Saturday, May 11, 2013

Building my own search engine

(From the How Hard Could It Be? Department) Google Reader's pending retirement caused me to start looking for alternative readers. I decided that Tiny Tiny RSS was about the best so went about attempting to install it on the house server. Right away, it complained about the version of PHP employed.

Knowing that this would cause trouble with the KnowledgeTree instance, it looked like a general upgrade was needed. Discovered a problem: KnowledgeTree no longer offers their Community Edition. Ignoring the fact that this effectively angers anyone that ever contributed code to the project, this left me in a difficult spot: run TT-RSS in a VM or come up with alternatives.

After looking at various other DMS software, I started reading about how search engines index documents. Terms like inverse indexing, relative scoring, and soundexes have become familiar. After experimenting with various text management tools and a number of databases, I'm more in awe of Google (and Bing, somewhat) now than I was before.

All that being said... In the interim, I'm running the last available Community Edition of KnowledgeTree, running on the latest version of PHP, with known work-arounds in place (there's a growing number of them).

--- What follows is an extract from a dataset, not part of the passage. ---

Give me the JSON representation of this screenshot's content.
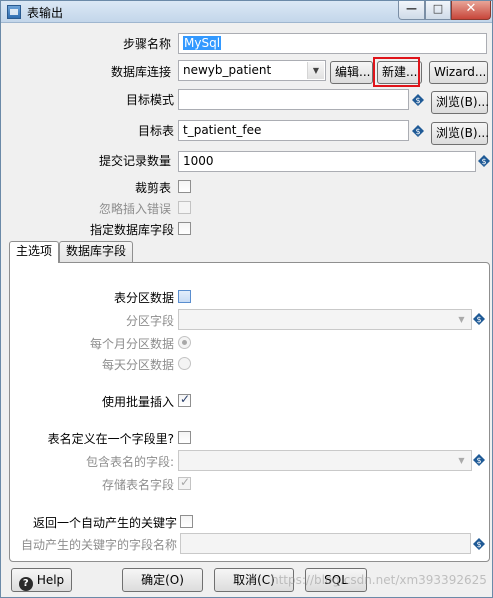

I'm also learning about some of the obstacles that are inherent with indexing documents. Example: (and it's a horror) PDF appears to be a typesetting language. Even the good text extractors have issues with it. The letter "f" and bolding causes no end of problems in extracted text (there's usually a space after each "f" and bolding tends to produce "doubled" characters in extracted text).

Hopefully, at the end of all this, I'll have a simple program to index all of the documents (pdf, doc, & txt) that I've gathered over the years. If "simple" is unrealistic, I'll probably shoot for "portable".